For practitioners, we provide ways to obtain results quickly from a set of citations stored in a file or from a string. If you want to see the demo head over to our demo site.

interact()
predict_for_file(filename: str) → List[str]
predict_for_text(text: str)

SectLabel

class sciwing.models.sectlabel.SectLabel(log_file: str = None, device: str = 'cpu')

Bases: object

dehyphenate(lines: List[str]) → List[str]

Dehyphenates a list of strings

Parameters:lines (List[str]) – A list of hyphenated strings
Returns:A list of dehyphenated strings
Return type:List[str]
extract_abstract_for_file(pdf_filename: pathlib.Path, dehyphenate: bool = True) → str

Extracts abstracts from a pdf using sectlabel. This is the python programmatic version of the API. The APIs can be found in sciwing/api. You can see that for more information

Parameters:
  • pdf_filename (pathlib.Path) – The path where the pdf is stored
  • dehyphenate (bool) – Scientific documents are two columns sometimes and there are a lot of hyphenation introduced. If this is true, we remove the hyphens from the code
Returns:

The abstract of the pdf

Return type:

str

extract_abstract_for_folder(foldername: pathlib.Path, dehyphenate=True)

Extracts the abstracts for all the pdf fils stored in a folder

Parameters:
  • foldername (pathlib.Path) – THe path of the folder containing pdf files
  • dehyphenate (bool) – We will try to dehyphenate the lines. Useful if the pdfs are two column research paper
Returns:

Writes the abstracts to files

Return type:

None

extract_all_info(pdf_filename: pathlib.Path)

Extracts information from the pdf file.

Parameters:pdf_filename (pathlib.Path) – The path of the pdf file
Returns:A dictionary containing information parsed from the pdf file
Return type:Dict[str, Any]
interact()

Interact with the pre-trained model

predict_for_file(filename: str) → List[str]

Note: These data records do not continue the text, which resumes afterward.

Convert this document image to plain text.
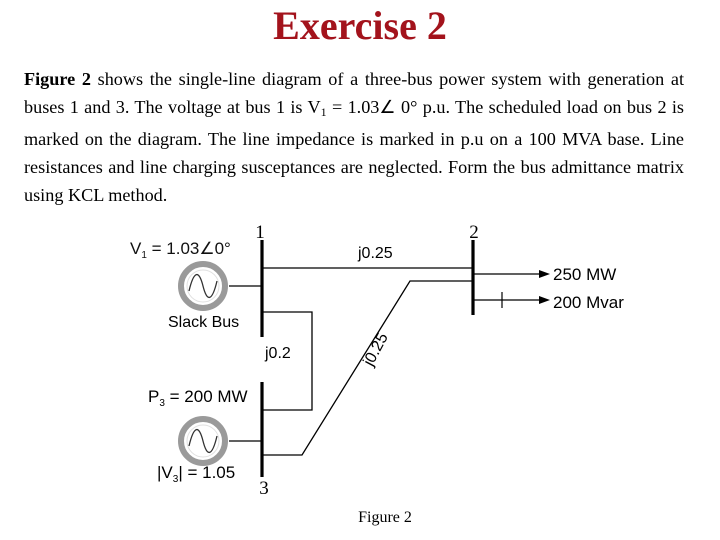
Exercise 2

Figure 2 shows the single-line diagram of a three-bus power system with generation at buses 1 and 3. The voltage at bus 1 is $V_1$ = 1.03∠ 0° p.u. The scheduled load on bus 2 is marked on the diagram. The line impedance is marked in p.u on a 100 MVA base. Line resistances and line charging susceptances are neglected. Form the bus admittance matrix using KCL method.

1	2
3
$V_1$ = 1.03∠0°
Slack Bus
$P_3 = 200$ MW
$|V_3| = 1.05$
j0.25
j0.2	j0.25
250 MW
200 Mvar
Figure 2
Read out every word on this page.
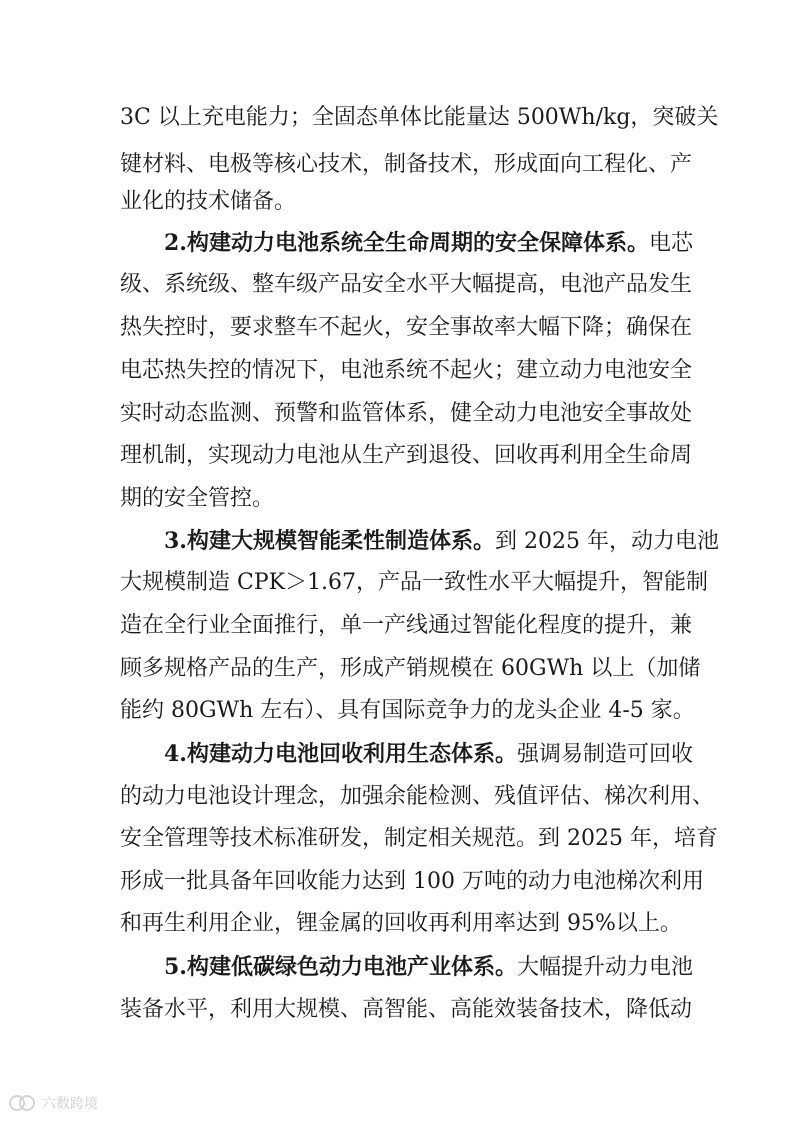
3C 以上充电能力；全固态单体比能量达 500Wh/kg，突破关
键材料、电极等核心技术，制备技术，形成面向工程化、产
业化的技术储备。
2.构建动力电池系统全生命周期的安全保障体系。电芯
级、系统级、整车级产品安全水平大幅提高，电池产品发生
热失控时，要求整车不起火，安全事故率大幅下降；确保在
电芯热失控的情况下，电池系统不起火；建立动力电池安全
实时动态监测、预警和监管体系，健全动力电池安全事故处
理机制，实现动力电池从生产到退役、回收再利用全生命周
期的安全管控。
3.构建大规模智能柔性制造体系。到 2025 年，动力电池
大规模制造 CPK＞1.67，产品一致性水平大幅提升，智能制
造在全行业全面推行，单一产线通过智能化程度的提升，兼
顾多规格产品的生产，形成产销规模在 60GWh 以上（加储
能约 80GWh 左右）、具有国际竞争力的龙头企业 4-5 家。
4.构建动力电池回收利用生态体系。强调易制造可回收
的动力电池设计理念，加强余能检测、残值评估、梯次利用、
安全管理等技术标准研发，制定相关规范。到 2025 年，培育
形成一批具备年回收能力达到 100 万吨的动力电池梯次利用
和再生利用企业，锂金属的回收再利用率达到 95%以上。
5.构建低碳绿色动力电池产业体系。大幅提升动力电池
装备水平，利用大规模、高智能、高能效装备技术，降低动
六数跨境
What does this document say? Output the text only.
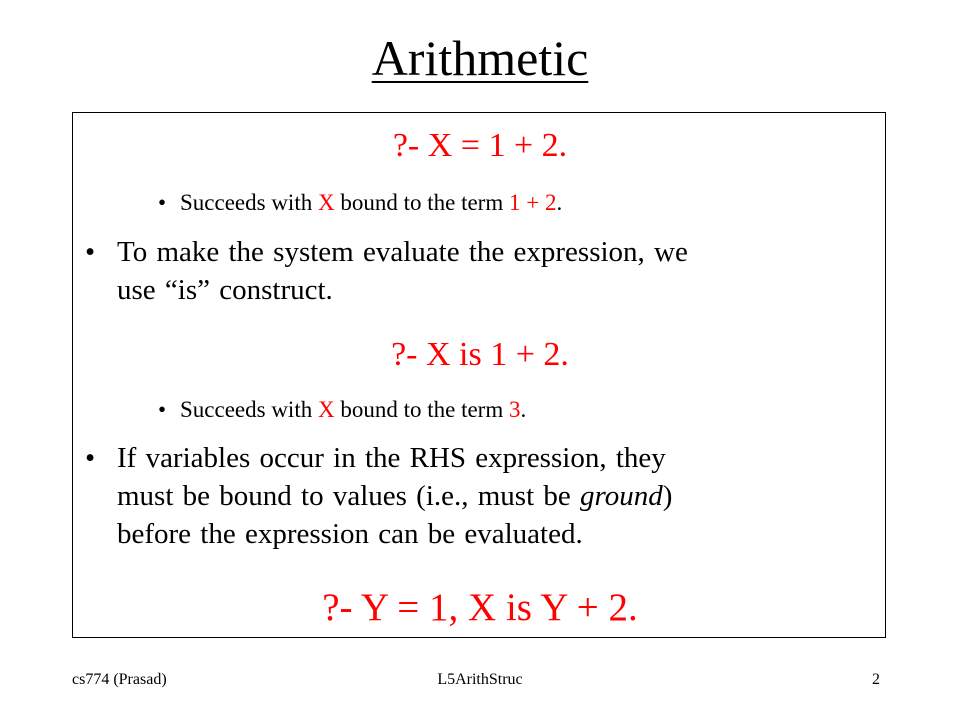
Arithmetic
?- X = 1 + 2.
• Succeeds with X bound to the term 1 + 2.
• To make the system evaluate the expression, we
use “is” construct.
?- X is 1 + 2.
• Succeeds with X bound to the term 3.
• If variables occur in the RHS expression, they
must be bound to values (i.e., must be ground)
before the expression can be evaluated.
?- Y = 1, X is Y + 2.
cs774 (Prasad)	L5ArithStruc	2
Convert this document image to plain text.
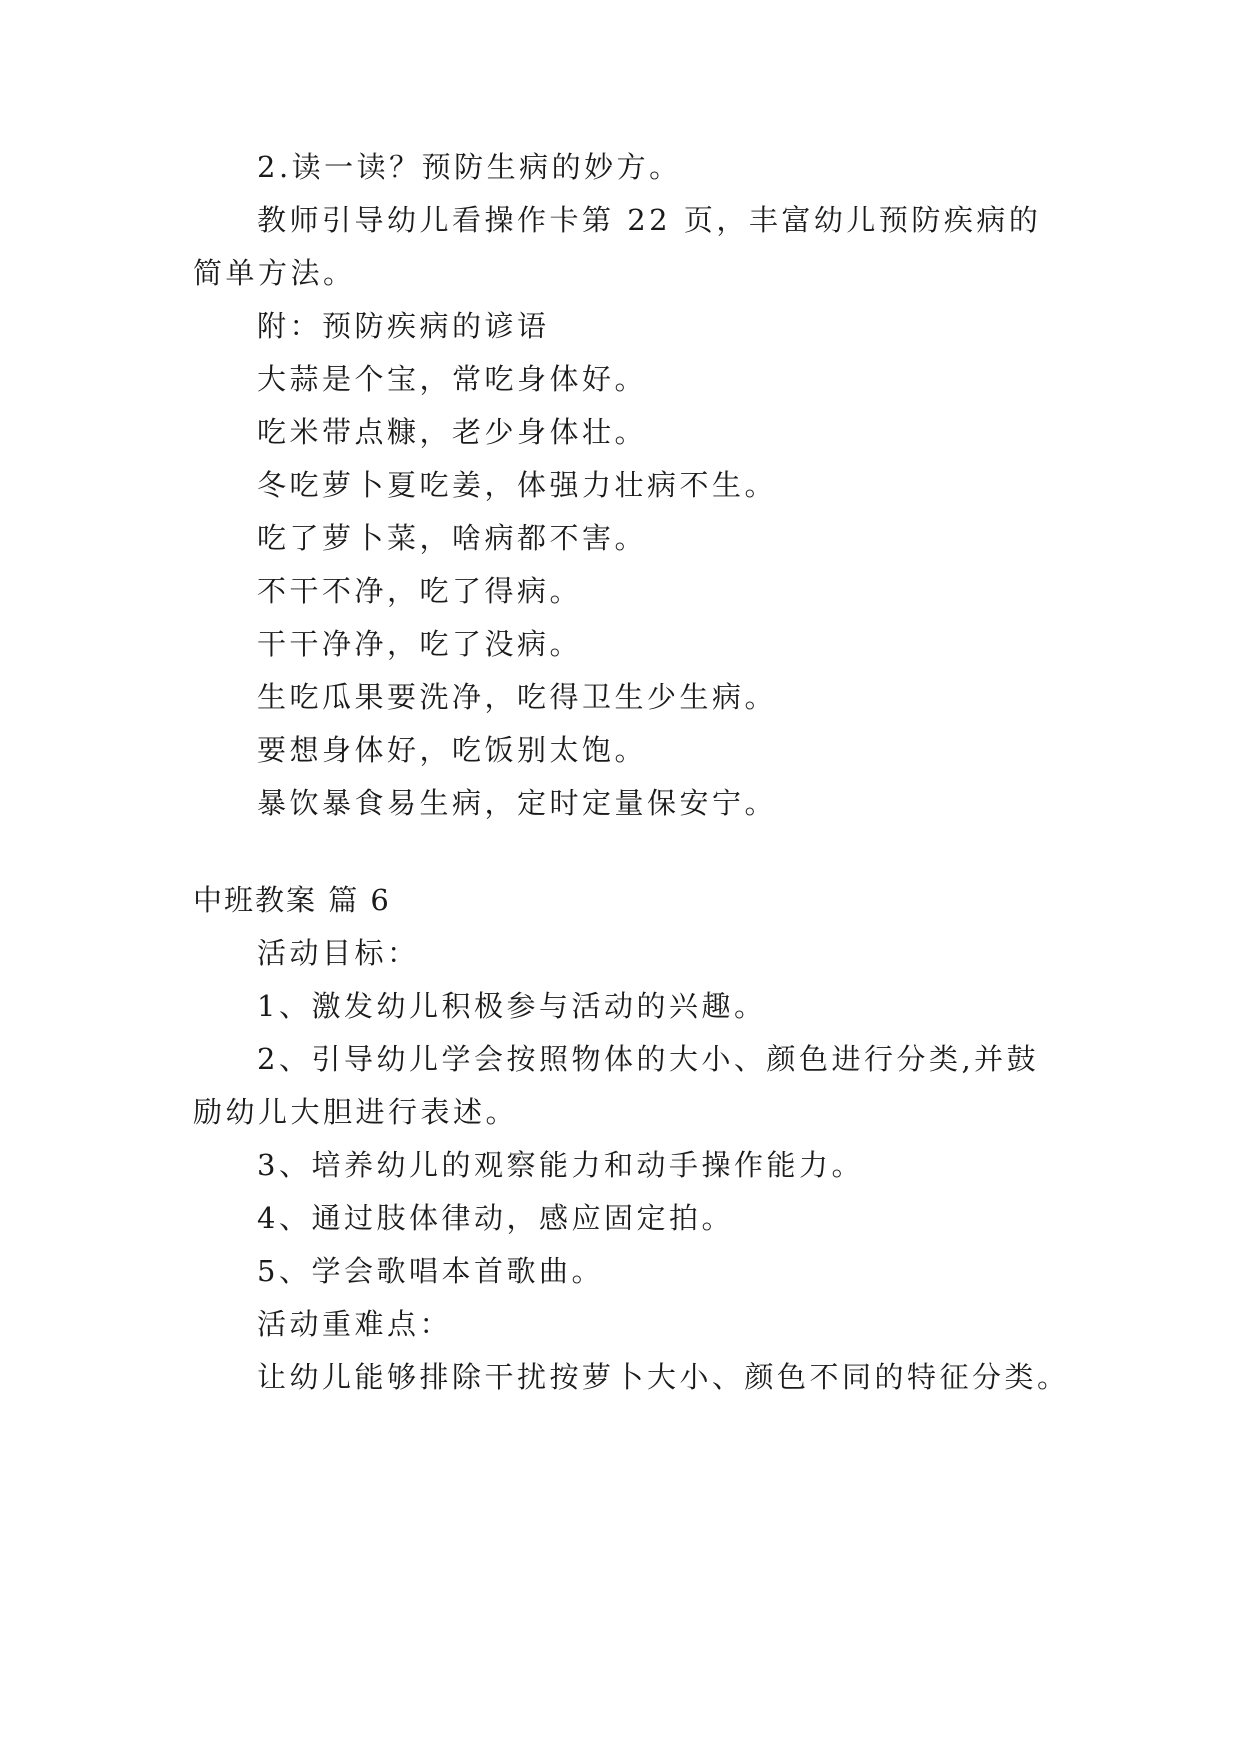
2.读一读？预防生病的妙方。
教师引导幼儿看操作卡第 22 页，丰富幼儿预防疾病的
简单方法。
附：预防疾病的谚语
大蒜是个宝，常吃身体好。
吃米带点糠，老少身体壮。
冬吃萝卜夏吃姜，体强力壮病不生。
吃了萝卜菜，啥病都不害。
不干不净，吃了得病。
干干净净，吃了没病。
生吃瓜果要洗净，吃得卫生少生病。
要想身体好，吃饭别太饱。
暴饮暴食易生病，定时定量保安宁。
中班教案 篇 6
活动目标：
1、激发幼儿积极参与活动的兴趣。
2、引导幼儿学会按照物体的大小、颜色进行分类,并鼓
励幼儿大胆进行表述。
3、培养幼儿的观察能力和动手操作能力。
4、通过肢体律动，感应固定拍。
5、学会歌唱本首歌曲。
活动重难点：
让幼儿能够排除干扰按萝卜大小、颜色不同的特征分类。
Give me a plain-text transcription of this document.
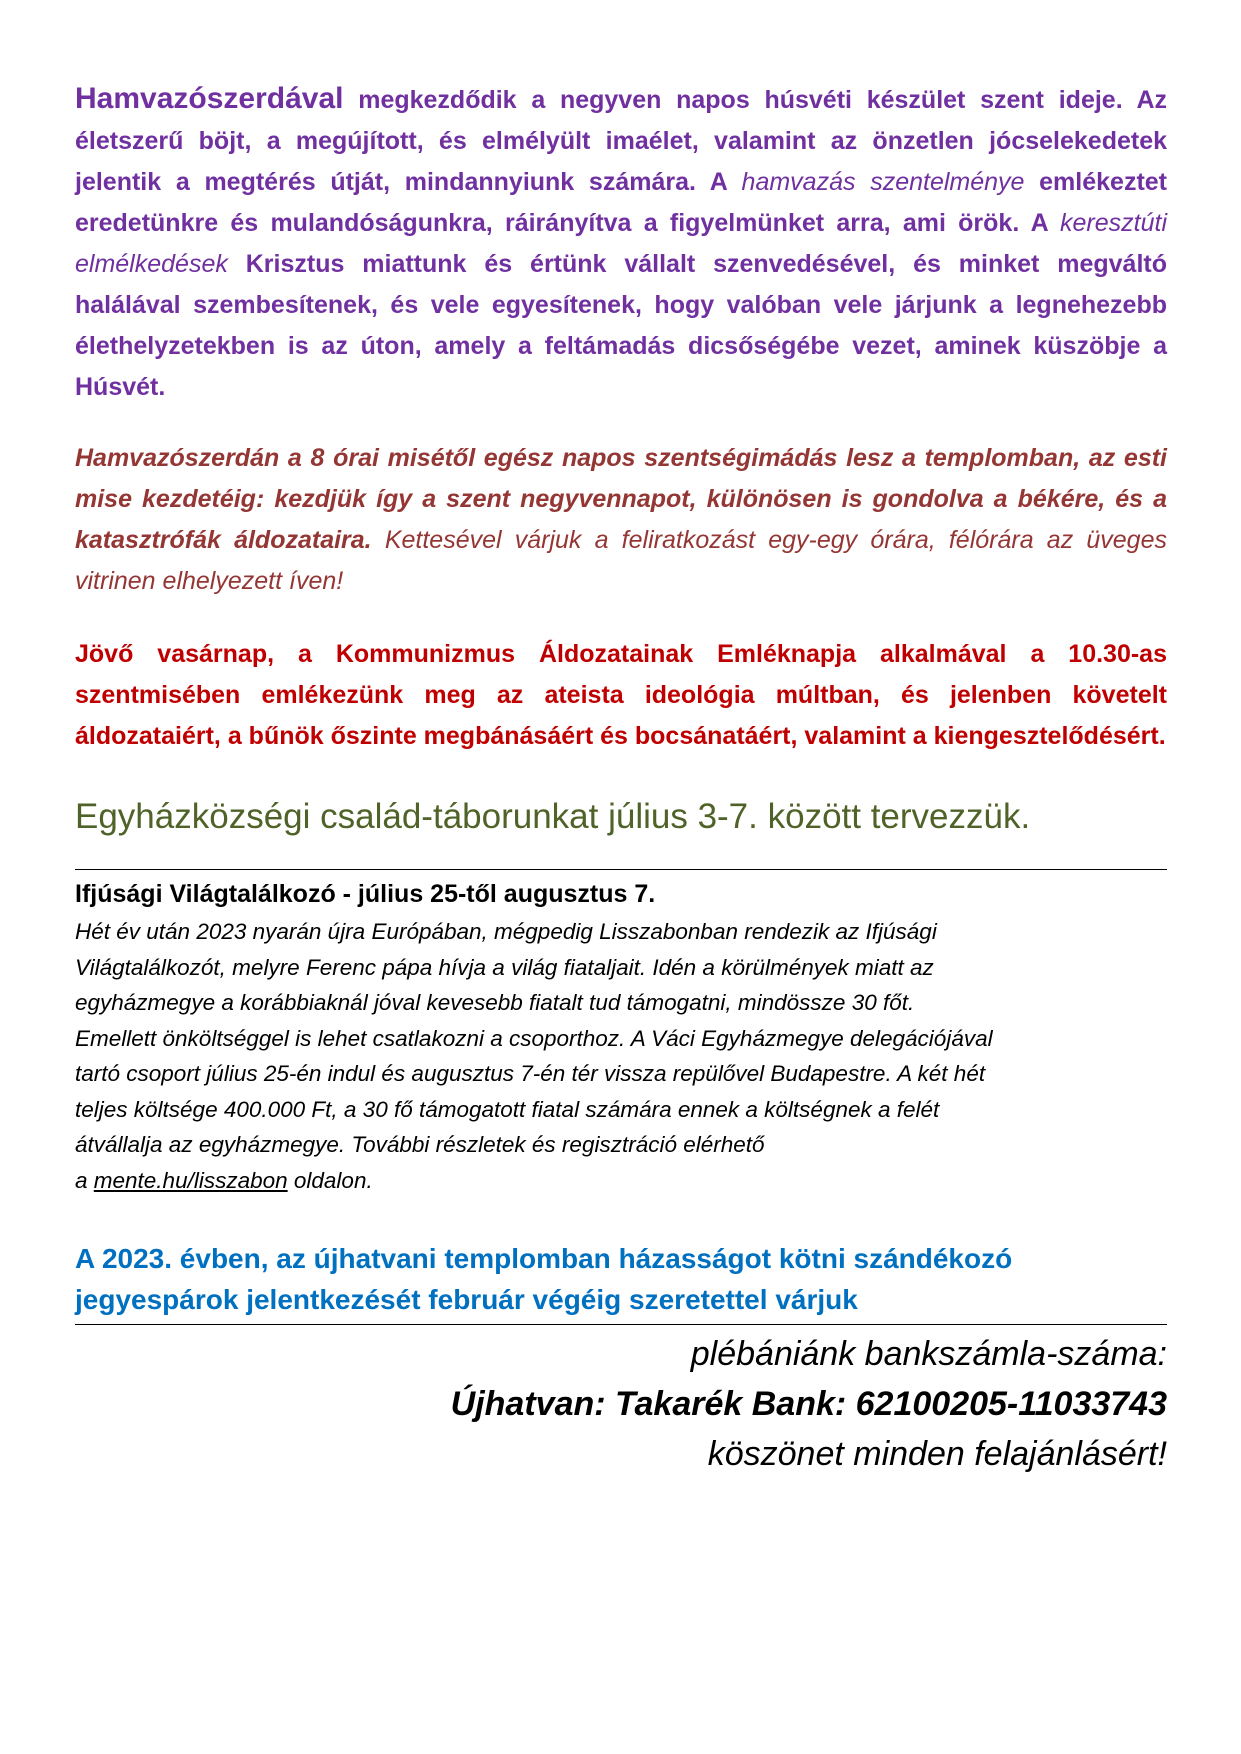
Hamvazószerdával megkezdődik a negyven napos húsvéti készület szent ideje. Az életszerű böjt, a megújított, és elmélyült imaélet, valamint az önzetlen jócselekedetek jelentik a megtérés útját, mindannyiunk számára. A hamvazás szentelménye emlékeztet eredetünkre és mulandóságunkra, ráirányítva a figyelmünket arra, ami örök. A keresztúti elmélkedések Krisztus miattunk és értünk vállalt szenvedésével, és minket megváltó halálával szembesítenek, és vele egyesítenek, hogy valóban vele járjunk a legnehezebb élethelyzetekben is az úton, amely a feltámadás dicsőségébe vezet, aminek küszöbje a Húsvét.

Hamvazószerdán a 8 órai misétől egész napos szentségimádás lesz a templomban, az esti mise kezdetéig: kezdjük így a szent negyvennapot, különösen is gondolva a békére, és a katasztrófák áldozataira. Kettesével várjuk a feliratkozást egy-egy órára, félórára az üveges vitrinen elhelyezett íven!

Jövő vasárnap, a Kommunizmus Áldozatainak Emléknapja alkalmával a 10.30-as szentmisében emlékezünk meg az ateista ideológia múltban, és jelenben követelt áldozataiért, a bűnök őszinte megbánásáért és bocsánatáért, valamint a kiengesztelődésért.

Egyházközségi család-táborunkat július 3-7. között tervezzük.

Ifjúsági Világtalálkozó - július 25-től augusztus 7.

Hét év után 2023 nyarán újra Európában, mégpedig Lisszabonban rendezik az Ifjúsági
Világtalálkozót, melyre Ferenc pápa hívja a világ fiataljait. Idén a körülmények miatt az
egyházmegye a korábbiaknál jóval kevesebb fiatalt tud támogatni, mindössze 30 főt.
Emellett önköltséggel is lehet csatlakozni a csoporthoz. A Váci Egyházmegye delegációjával
tartó csoport július 25-én indul és augusztus 7-én tér vissza repülővel Budapestre. A két hét
teljes költsége 400.000 Ft, a 30 fő támogatott fiatal számára ennek a költségnek a felét
átvállalja az egyházmegye. További részletek és regisztráció elérhető
a mente.hu/lisszabon oldalon.

A 2023. évben, az újhatvani templomban házasságot kötni szándékozó jegyespárok jelentkezését február végéig szeretettel várjuk

plébániánk bankszámla-száma:
Újhatvan: Takarék Bank: 62100205-11033743
köszönet minden felajánlásért!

Predicts the logical sections for all the sentences in a file, with one sentence per line

Parameters:filename (str) – The path of the file
Returns:The predictions for each line.
Return type:List[str]
predict_for_pdf(pdf_filename: pathlib.Path) -> (typing.List[str], typing.List[str])

Predicts lines and labels given a pdf filename

Parameters:pdf_filename (pathlib.Path) – The location where pdf files are stored
Returns:The lines and labels inferred on the file
Return type:List[str], List[str]
predict_for_text(text: str) → str

Predicts the logical section that the line belongs to

Parameters:text (str) – A single line of text
Returns:The logical section of the text.
Return type:str
predict_for_text_batch(texts: List[str]) → List[str]

Predicts the logical section for a batch of text.

Parameters:texts (List[str]) – A batch of text
Returns:A batch of predictions
Return type:List[str]